Hey Crow |
Having ascended nine circles your feathers still space
I know the knife cannot burn.
I walk down Wilshire corridor startled by the caw in my brain
Hey Crow. What are you crowing about this morning
As I pass under up there on telephone pole?
What is gravity? Are you my messenger?
It’s 6 AM and the streets are silent like the beach has evacuated
Into morning coffee.
Come overcast, no one knows what to do.
I know you Crow. I know of the caw that spiderwebs the morning's face.
After the sack of my youth
It was your voice reverberating through the mountains.
Hell is plural and occupies complacent zip codes.
Your caw is the caw of the ostracized bird
Of the hideous figure condemned to the rooftops
I notice Crow the absence of your brothers and sisters
As if they never were
You are especially okay with this.
Okay when the Gods fixed the lottery
Drew your trembling name and settled on attachments.
As Crow’s companion was murdered “were dissatisfied”
With Crow’s daughter ruined “they went for the head”
Crow left with nothing not even a memory.
You disfigured yourself.
"Look," cried Crow, "My endurance is frightening
I am the beautiful open wound that never closes
A black jumble of impenetrable bone."
So you have your pass. What am I to make of it?
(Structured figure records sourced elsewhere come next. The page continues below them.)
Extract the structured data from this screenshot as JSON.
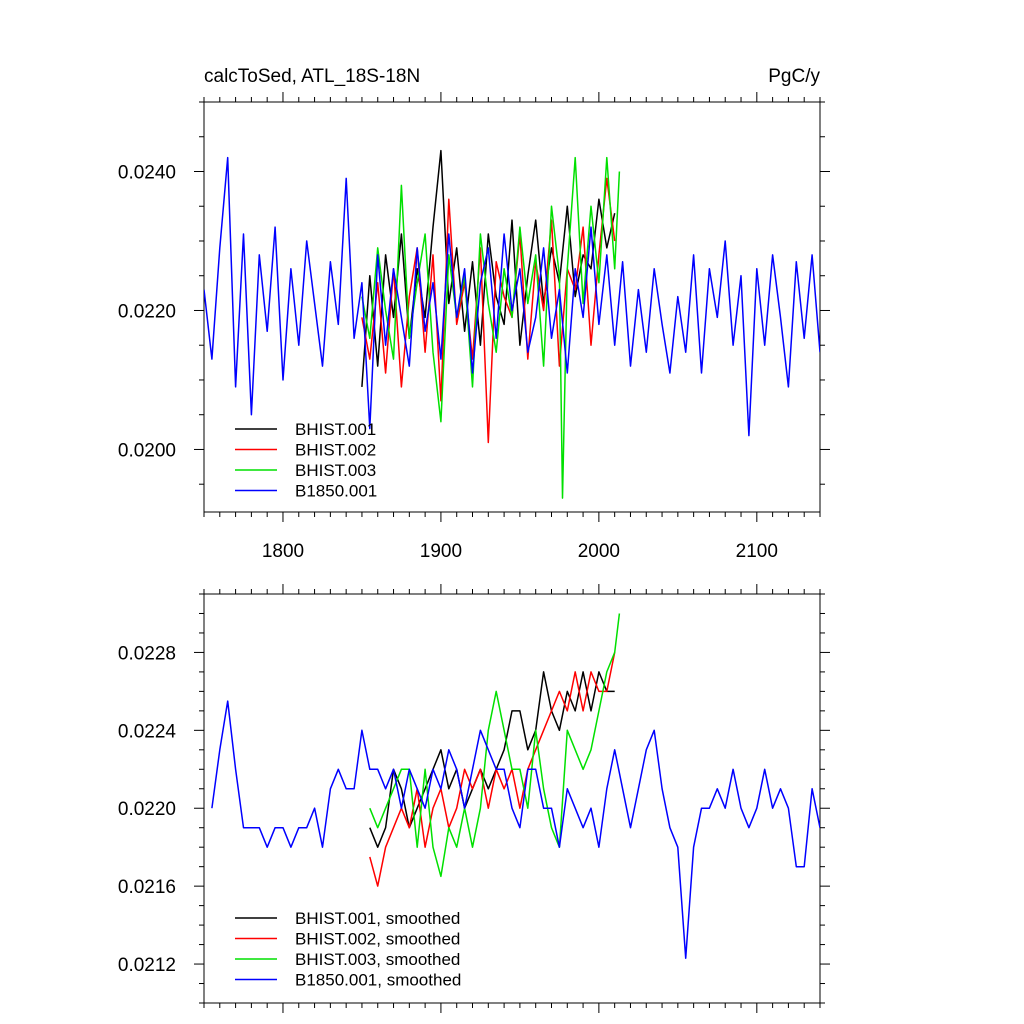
{
  "chart_data": [
    {
      "type": "line",
      "title": "calcToSed, ATL_18S-18N",
      "units": "PgC/y",
      "xlim": [
        1750,
        2140
      ],
      "ylim": [
        0.0191,
        0.025
      ],
      "x_ticks": [
        1800,
        1900,
        2000,
        2100
      ],
      "x_tick_labels": [
        "1800",
        "1900",
        "2000",
        "2100"
      ],
      "y_ticks": [
        0.02,
        0.022,
        0.024
      ],
      "y_tick_labels": [
        "0.0200",
        "0.0220",
        "0.0240"
      ],
      "legend_position": "lower-left",
      "series": [
        {
          "name": "BHIST.001",
          "color": "#000000",
          "x": [
            1850,
            1855,
            1860,
            1865,
            1870,
            1875,
            1880,
            1885,
            1890,
            1895,
            1900,
            1905,
            1910,
            1915,
            1920,
            1925,
            1930,
            1935,
            1940,
            1945,
            1950,
            1955,
            1960,
            1965,
            1970,
            1975,
            1980,
            1985,
            1990,
            1995,
            2000,
            2005,
            2010
          ],
          "y": [
            0.0209,
            0.0225,
            0.0212,
            0.0228,
            0.0219,
            0.0231,
            0.0216,
            0.0226,
            0.0219,
            0.0232,
            0.0243,
            0.0221,
            0.0229,
            0.0217,
            0.0227,
            0.0215,
            0.0231,
            0.0222,
            0.0218,
            0.0233,
            0.0215,
            0.0225,
            0.0233,
            0.0221,
            0.0229,
            0.0224,
            0.0235,
            0.0222,
            0.0228,
            0.0226,
            0.0236,
            0.0229,
            0.0234
          ]
        },
        {
          "name": "BHIST.002",
          "color": "#ff0000",
          "x": [
            1850,
            1855,
            1860,
            1865,
            1870,
            1875,
            1880,
            1885,
            1890,
            1895,
            1900,
            1905,
            1910,
            1915,
            1920,
            1925,
            1930,
            1935,
            1940,
            1945,
            1950,
            1955,
            1960,
            1965,
            1970,
            1975,
            1980,
            1985,
            1990,
            1995,
            2000,
            2005,
            2010
          ],
          "y": [
            0.0219,
            0.0213,
            0.0224,
            0.0211,
            0.0226,
            0.0209,
            0.0222,
            0.0229,
            0.0214,
            0.0228,
            0.0207,
            0.0236,
            0.0218,
            0.0224,
            0.0213,
            0.0229,
            0.0201,
            0.0227,
            0.0222,
            0.0219,
            0.0231,
            0.0213,
            0.0227,
            0.022,
            0.0233,
            0.0212,
            0.0226,
            0.0223,
            0.0232,
            0.0215,
            0.0228,
            0.0239,
            0.023
          ]
        },
        {
          "name": "BHIST.003",
          "color": "#00e000",
          "x": [
            1850,
            1855,
            1860,
            1865,
            1870,
            1875,
            1880,
            1885,
            1890,
            1895,
            1900,
            1905,
            1910,
            1915,
            1920,
            1925,
            1930,
            1935,
            1940,
            1945,
            1950,
            1955,
            1960,
            1965,
            1970,
            1975,
            1977,
            1980,
            1985,
            1990,
            1995,
            2000,
            2005,
            2010,
            2013
          ],
          "y": [
            0.0222,
            0.0216,
            0.0229,
            0.022,
            0.0213,
            0.0238,
            0.0216,
            0.0224,
            0.0231,
            0.0214,
            0.0204,
            0.0228,
            0.0219,
            0.0225,
            0.0209,
            0.0231,
            0.0221,
            0.0214,
            0.0226,
            0.0219,
            0.0232,
            0.0221,
            0.0228,
            0.0212,
            0.0235,
            0.0225,
            0.0193,
            0.0226,
            0.0242,
            0.0221,
            0.0235,
            0.0224,
            0.0242,
            0.0226,
            0.024
          ]
        },
        {
          "name": "B1850.001",
          "color": "#0000ff",
          "x": [
            1750,
            1755,
            1760,
            1765,
            1770,
            1775,
            1780,
            1785,
            1790,
            1795,
            1800,
            1805,
            1810,
            1815,
            1820,
            1825,
            1830,
            1835,
            1840,
            1845,
            1850,
            1855,
            1860,
            1865,
            1870,
            1875,
            1880,
            1885,
            1890,
            1895,
            1900,
            1905,
            1910,
            1915,
            1920,
            1925,
            1930,
            1935,
            1940,
            1945,
            1950,
            1955,
            1960,
            1965,
            1970,
            1975,
            1980,
            1985,
            1990,
            1995,
            2000,
            2005,
            2010,
            2015,
            2020,
            2025,
            2030,
            2035,
            2040,
            2045,
            2050,
            2055,
            2060,
            2065,
            2070,
            2075,
            2080,
            2085,
            2090,
            2095,
            2100,
            2105,
            2110,
            2115,
            2120,
            2125,
            2130,
            2135,
            2140
          ],
          "y": [
            0.0223,
            0.0213,
            0.0229,
            0.0242,
            0.0209,
            0.0231,
            0.0205,
            0.0228,
            0.0217,
            0.0232,
            0.021,
            0.0226,
            0.0215,
            0.023,
            0.0221,
            0.0212,
            0.0227,
            0.0218,
            0.0239,
            0.0216,
            0.0224,
            0.0203,
            0.0228,
            0.0215,
            0.0226,
            0.0219,
            0.0212,
            0.0229,
            0.0217,
            0.0224,
            0.0213,
            0.0231,
            0.0219,
            0.0226,
            0.0211,
            0.0224,
            0.0229,
            0.0216,
            0.0231,
            0.022,
            0.0226,
            0.0214,
            0.0219,
            0.0229,
            0.0216,
            0.0223,
            0.0211,
            0.0226,
            0.0219,
            0.0232,
            0.0218,
            0.0228,
            0.0215,
            0.0227,
            0.0212,
            0.0223,
            0.0214,
            0.0226,
            0.0218,
            0.0211,
            0.0222,
            0.0214,
            0.0228,
            0.0211,
            0.0226,
            0.0219,
            0.023,
            0.0215,
            0.0225,
            0.0202,
            0.0226,
            0.0215,
            0.0228,
            0.0219,
            0.0209,
            0.0227,
            0.0216,
            0.0228,
            0.0214
          ]
        }
      ]
    },
    {
      "type": "line",
      "xlim": [
        1750,
        2140
      ],
      "ylim": [
        0.021,
        0.0231
      ],
      "x_ticks": [
        1800,
        1900,
        2000,
        2100
      ],
      "y_ticks": [
        0.0212,
        0.0216,
        0.022,
        0.0224,
        0.0228
      ],
      "y_tick_labels": [
        "0.0212",
        "0.0216",
        "0.0220",
        "0.0224",
        "0.0228"
      ],
      "legend_position": "lower-left",
      "series": [
        {
          "name": "BHIST.001, smoothed",
          "color": "#000000",
          "x": [
            1855,
            1860,
            1865,
            1870,
            1875,
            1880,
            1885,
            1890,
            1895,
            1900,
            1905,
            1910,
            1915,
            1920,
            1925,
            1930,
            1935,
            1940,
            1945,
            1950,
            1955,
            1960,
            1965,
            1970,
            1975,
            1980,
            1985,
            1990,
            1995,
            2000,
            2005,
            2010
          ],
          "y": [
            0.0219,
            0.0218,
            0.0219,
            0.0222,
            0.0221,
            0.0219,
            0.022,
            0.0221,
            0.0222,
            0.0223,
            0.0221,
            0.0222,
            0.022,
            0.0221,
            0.0222,
            0.0221,
            0.0222,
            0.0223,
            0.0225,
            0.0225,
            0.0223,
            0.0224,
            0.0227,
            0.0225,
            0.0224,
            0.0226,
            0.0225,
            0.0227,
            0.0225,
            0.0227,
            0.0226,
            0.0226
          ]
        },
        {
          "name": "BHIST.002, smoothed",
          "color": "#ff0000",
          "x": [
            1855,
            1860,
            1865,
            1870,
            1875,
            1880,
            1885,
            1890,
            1895,
            1900,
            1905,
            1910,
            1915,
            1920,
            1925,
            1930,
            1935,
            1940,
            1945,
            1950,
            1955,
            1960,
            1965,
            1970,
            1975,
            1980,
            1985,
            1990,
            1995,
            2000,
            2005,
            2010
          ],
          "y": [
            0.02175,
            0.0216,
            0.0218,
            0.0219,
            0.022,
            0.0219,
            0.0221,
            0.0218,
            0.022,
            0.0221,
            0.0219,
            0.022,
            0.0222,
            0.0221,
            0.0222,
            0.022,
            0.0222,
            0.0221,
            0.0222,
            0.022,
            0.0222,
            0.0223,
            0.0224,
            0.0225,
            0.0226,
            0.0225,
            0.0227,
            0.0225,
            0.0227,
            0.0226,
            0.0226,
            0.0228
          ]
        },
        {
          "name": "BHIST.003, smoothed",
          "color": "#00e000",
          "x": [
            1855,
            1860,
            1865,
            1870,
            1875,
            1880,
            1885,
            1890,
            1895,
            1900,
            1905,
            1910,
            1915,
            1920,
            1925,
            1930,
            1935,
            1940,
            1945,
            1950,
            1955,
            1960,
            1965,
            1970,
            1975,
            1980,
            1985,
            1990,
            1995,
            2000,
            2005,
            2010,
            2013
          ],
          "y": [
            0.022,
            0.0219,
            0.022,
            0.0221,
            0.0222,
            0.0222,
            0.0218,
            0.0222,
            0.0218,
            0.02165,
            0.0219,
            0.0218,
            0.022,
            0.0218,
            0.022,
            0.0224,
            0.0226,
            0.0224,
            0.0222,
            0.0222,
            0.022,
            0.0224,
            0.0221,
            0.0219,
            0.0218,
            0.0224,
            0.0223,
            0.0222,
            0.0223,
            0.0225,
            0.0227,
            0.0228,
            0.023
          ]
        },
        {
          "name": "B1850.001, smoothed",
          "color": "#0000ff",
          "x": [
            1755,
            1760,
            1765,
            1770,
            1775,
            1780,
            1785,
            1790,
            1795,
            1800,
            1805,
            1810,
            1815,
            1820,
            1825,
            1830,
            1835,
            1840,
            1845,
            1850,
            1855,
            1860,
            1865,
            1870,
            1875,
            1880,
            1885,
            1890,
            1895,
            1900,
            1905,
            1910,
            1915,
            1920,
            1925,
            1930,
            1935,
            1940,
            1945,
            1950,
            1955,
            1960,
            1965,
            1970,
            1975,
            1980,
            1985,
            1990,
            1995,
            2000,
            2005,
            2010,
            2015,
            2020,
            2025,
            2030,
            2035,
            2040,
            2045,
            2050,
            2055,
            2060,
            2065,
            2070,
            2075,
            2080,
            2085,
            2090,
            2095,
            2100,
            2105,
            2110,
            2115,
            2120,
            2125,
            2130,
            2135,
            2140
          ],
          "y": [
            0.022,
            0.0223,
            0.02255,
            0.0222,
            0.0219,
            0.0219,
            0.0219,
            0.0218,
            0.0219,
            0.0219,
            0.0218,
            0.0219,
            0.0219,
            0.022,
            0.0218,
            0.0221,
            0.0222,
            0.0221,
            0.0221,
            0.0224,
            0.0222,
            0.0222,
            0.0221,
            0.0222,
            0.022,
            0.0222,
            0.0221,
            0.022,
            0.0222,
            0.0221,
            0.0223,
            0.0222,
            0.022,
            0.0222,
            0.0224,
            0.0223,
            0.0222,
            0.0222,
            0.022,
            0.0219,
            0.0222,
            0.0222,
            0.022,
            0.022,
            0.0218,
            0.0221,
            0.022,
            0.0219,
            0.022,
            0.0218,
            0.0221,
            0.0223,
            0.0221,
            0.0219,
            0.0221,
            0.0223,
            0.0224,
            0.0221,
            0.0219,
            0.0218,
            0.02123,
            0.0218,
            0.022,
            0.022,
            0.0221,
            0.022,
            0.0222,
            0.022,
            0.0219,
            0.022,
            0.0222,
            0.022,
            0.0221,
            0.022,
            0.0217,
            0.0217,
            0.0221,
            0.0219
          ]
        }
      ]
    }
  ]
}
What are you crowing about, Crow?
There is something heroic hypnotic in the shriek
That endures like weather will never get you
There is no asylum from heights
There is nowhere you are not.
Crow on top of iglesias
Crow on top of eglise
Now you’re in East End
It’s a hundred years ago with you crowing the streetlamps’ nonfiction
And a savage named Jack.
I know you Crow. I know what the gone face looks like.
I appreciate it.
We are both guest professor
A meteorologist handles the knife.
My morning once surface has burned off to crimson
It will always be like this:
Us circling each other with the first fascination of strangers
Loving in passing
Till one gleans the black atom of vulnerability
From underneath the other’s blacker wings.
Yes, thank you Crow. Thank you for my debt since retired and the ill-timed shadow.
For my appendix exploding.
For the southern flash of the Horror family.
Thank you for my servitude in restaurants
And for the blackest music I have ever heard
Not to be included
on the soundtrack of my bohemian life.